Ingredients
Method
Instructions
- Prepare the Vegetables: Wash and trim the green beans, then pat them dry. Slice the mushrooms into even pieces so they cook uniformly. Mince the garlic finely to distribute its flavor throughout the dish.
- Blanch the Green Beans: Bring a pot of salted water to boil. Add the green beans and cook for 3-4 minutes until bright green and slightly tender. Immediately transfer to an ice bath to stop the cooking process and preserve their vibrant color and crunch.
- Sauté the Mushrooms: Heat olive oil in a large skillet over medium-high heat. Add the sliced mushrooms and cook for 5-6 minutes until they release their moisture and develop a golden brown color. The mushrooms should be tender but not mushy.
- Create the Garlic Butter Sauce: Reduce heat to medium and add butter to the skillet. Once melted, add the minced garlic and cook for 1 minute until fragrant. Be careful not to burn the garlic as it will turn bitter.

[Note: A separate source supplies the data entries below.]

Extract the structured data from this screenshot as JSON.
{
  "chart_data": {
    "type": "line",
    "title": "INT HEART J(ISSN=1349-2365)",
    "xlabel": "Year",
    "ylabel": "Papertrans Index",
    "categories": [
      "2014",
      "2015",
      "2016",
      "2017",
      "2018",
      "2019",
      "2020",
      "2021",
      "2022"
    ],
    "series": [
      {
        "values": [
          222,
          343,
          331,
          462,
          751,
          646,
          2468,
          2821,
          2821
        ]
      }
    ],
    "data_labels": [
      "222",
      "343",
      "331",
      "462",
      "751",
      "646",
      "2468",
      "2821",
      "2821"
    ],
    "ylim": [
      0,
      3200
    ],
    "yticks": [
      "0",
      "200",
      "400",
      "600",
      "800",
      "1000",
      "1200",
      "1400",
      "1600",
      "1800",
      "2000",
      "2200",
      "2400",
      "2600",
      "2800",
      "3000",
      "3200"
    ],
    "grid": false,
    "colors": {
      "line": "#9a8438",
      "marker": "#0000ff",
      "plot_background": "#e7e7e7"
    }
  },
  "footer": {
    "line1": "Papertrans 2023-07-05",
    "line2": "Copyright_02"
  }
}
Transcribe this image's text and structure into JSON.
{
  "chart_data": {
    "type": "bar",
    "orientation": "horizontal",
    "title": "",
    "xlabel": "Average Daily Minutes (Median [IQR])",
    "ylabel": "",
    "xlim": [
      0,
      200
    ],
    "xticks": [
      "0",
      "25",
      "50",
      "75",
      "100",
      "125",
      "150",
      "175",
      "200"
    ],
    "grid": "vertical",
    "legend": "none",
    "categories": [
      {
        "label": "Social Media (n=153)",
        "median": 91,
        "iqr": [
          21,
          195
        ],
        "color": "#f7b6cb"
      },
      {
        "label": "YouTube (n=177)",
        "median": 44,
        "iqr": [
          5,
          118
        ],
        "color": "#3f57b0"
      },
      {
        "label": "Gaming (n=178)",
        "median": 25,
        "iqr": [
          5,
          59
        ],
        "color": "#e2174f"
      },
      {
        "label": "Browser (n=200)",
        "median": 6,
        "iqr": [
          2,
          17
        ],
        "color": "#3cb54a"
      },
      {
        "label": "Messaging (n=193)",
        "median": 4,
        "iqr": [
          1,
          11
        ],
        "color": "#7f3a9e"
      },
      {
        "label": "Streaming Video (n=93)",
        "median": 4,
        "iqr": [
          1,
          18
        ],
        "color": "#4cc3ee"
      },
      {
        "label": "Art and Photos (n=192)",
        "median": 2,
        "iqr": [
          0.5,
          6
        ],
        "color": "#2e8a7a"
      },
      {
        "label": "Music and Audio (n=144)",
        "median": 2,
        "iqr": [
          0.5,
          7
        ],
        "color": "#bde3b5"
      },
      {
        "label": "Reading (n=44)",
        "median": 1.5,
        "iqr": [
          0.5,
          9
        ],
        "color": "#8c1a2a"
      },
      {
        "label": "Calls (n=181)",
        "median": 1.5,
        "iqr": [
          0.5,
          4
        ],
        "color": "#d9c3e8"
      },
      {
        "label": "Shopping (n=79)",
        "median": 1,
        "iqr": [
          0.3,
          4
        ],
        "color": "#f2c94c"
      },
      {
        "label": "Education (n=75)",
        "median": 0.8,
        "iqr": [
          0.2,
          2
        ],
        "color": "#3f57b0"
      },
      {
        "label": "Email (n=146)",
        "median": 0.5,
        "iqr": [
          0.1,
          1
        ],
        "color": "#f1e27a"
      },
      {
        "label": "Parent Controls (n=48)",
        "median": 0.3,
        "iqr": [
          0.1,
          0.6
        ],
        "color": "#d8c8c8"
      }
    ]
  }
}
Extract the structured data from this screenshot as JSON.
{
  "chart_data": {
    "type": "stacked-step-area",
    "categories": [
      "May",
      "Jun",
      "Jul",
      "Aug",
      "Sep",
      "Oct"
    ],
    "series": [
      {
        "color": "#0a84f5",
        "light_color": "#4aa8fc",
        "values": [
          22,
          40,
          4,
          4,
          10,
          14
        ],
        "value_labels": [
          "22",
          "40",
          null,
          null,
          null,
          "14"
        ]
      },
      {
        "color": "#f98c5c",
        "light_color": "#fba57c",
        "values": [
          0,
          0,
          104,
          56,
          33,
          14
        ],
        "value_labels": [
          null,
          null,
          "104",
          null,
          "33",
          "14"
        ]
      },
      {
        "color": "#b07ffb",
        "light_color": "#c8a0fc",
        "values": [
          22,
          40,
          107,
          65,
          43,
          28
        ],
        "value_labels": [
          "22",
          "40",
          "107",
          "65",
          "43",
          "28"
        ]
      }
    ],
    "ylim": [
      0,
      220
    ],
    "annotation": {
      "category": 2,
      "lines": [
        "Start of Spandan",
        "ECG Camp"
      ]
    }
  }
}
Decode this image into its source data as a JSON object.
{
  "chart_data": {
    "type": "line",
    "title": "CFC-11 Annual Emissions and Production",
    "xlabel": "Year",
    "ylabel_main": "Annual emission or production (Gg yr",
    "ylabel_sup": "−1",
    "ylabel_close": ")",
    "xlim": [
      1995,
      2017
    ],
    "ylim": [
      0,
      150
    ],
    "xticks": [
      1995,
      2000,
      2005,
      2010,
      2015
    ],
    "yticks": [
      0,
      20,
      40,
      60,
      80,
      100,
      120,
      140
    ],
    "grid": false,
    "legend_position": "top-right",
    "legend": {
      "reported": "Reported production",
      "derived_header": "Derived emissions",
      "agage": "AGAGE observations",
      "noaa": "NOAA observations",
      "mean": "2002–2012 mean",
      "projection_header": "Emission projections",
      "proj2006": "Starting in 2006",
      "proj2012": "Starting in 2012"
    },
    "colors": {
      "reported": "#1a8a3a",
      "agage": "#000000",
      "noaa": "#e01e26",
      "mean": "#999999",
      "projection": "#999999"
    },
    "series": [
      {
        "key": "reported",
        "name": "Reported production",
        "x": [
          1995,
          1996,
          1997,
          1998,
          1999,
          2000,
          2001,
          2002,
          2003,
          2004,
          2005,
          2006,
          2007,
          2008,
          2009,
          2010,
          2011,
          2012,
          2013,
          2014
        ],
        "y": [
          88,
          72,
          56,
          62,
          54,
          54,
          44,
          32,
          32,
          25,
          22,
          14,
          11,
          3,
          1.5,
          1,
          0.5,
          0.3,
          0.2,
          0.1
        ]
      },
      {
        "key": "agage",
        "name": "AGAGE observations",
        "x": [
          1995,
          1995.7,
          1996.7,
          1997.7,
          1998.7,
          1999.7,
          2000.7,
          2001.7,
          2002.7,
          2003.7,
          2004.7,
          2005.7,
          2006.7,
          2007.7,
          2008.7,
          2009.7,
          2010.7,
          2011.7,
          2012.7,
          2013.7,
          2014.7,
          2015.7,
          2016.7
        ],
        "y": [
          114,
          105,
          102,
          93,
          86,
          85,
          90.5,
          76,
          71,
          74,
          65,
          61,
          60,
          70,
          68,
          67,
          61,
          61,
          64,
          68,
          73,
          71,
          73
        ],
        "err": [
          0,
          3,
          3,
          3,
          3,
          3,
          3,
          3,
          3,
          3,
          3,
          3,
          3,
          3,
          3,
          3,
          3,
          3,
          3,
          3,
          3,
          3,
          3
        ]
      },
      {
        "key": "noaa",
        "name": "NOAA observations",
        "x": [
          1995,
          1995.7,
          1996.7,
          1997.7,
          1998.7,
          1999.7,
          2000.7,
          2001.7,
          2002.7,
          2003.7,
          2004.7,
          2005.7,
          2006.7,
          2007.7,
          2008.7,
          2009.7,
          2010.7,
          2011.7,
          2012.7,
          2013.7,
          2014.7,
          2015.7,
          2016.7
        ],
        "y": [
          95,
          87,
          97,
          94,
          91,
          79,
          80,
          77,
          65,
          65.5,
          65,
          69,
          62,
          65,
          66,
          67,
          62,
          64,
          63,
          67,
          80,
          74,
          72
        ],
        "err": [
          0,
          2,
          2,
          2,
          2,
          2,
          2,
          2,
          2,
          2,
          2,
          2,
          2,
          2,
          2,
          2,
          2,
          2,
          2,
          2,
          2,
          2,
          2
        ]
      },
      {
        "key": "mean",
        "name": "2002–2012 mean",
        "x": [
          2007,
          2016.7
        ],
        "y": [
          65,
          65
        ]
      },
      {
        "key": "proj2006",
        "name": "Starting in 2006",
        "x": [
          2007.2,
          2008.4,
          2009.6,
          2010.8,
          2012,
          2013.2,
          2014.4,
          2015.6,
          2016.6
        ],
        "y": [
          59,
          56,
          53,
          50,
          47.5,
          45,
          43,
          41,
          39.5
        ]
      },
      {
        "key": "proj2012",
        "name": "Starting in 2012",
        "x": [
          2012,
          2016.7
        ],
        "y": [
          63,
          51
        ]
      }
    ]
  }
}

- Combine and Finish: Add the blanched green beans to the skillet along with soy sauce, black pepper, and salt. Toss everything together and cook for 2-3 minutes until the green beans are heated through. Stir in fresh parsley and lemon juice just before serving.
Notes
Choose cremini mushrooms for best flavor, don't skip blanching the green beans to maintain color and texture, and add garlic at the right moment to avoid burning.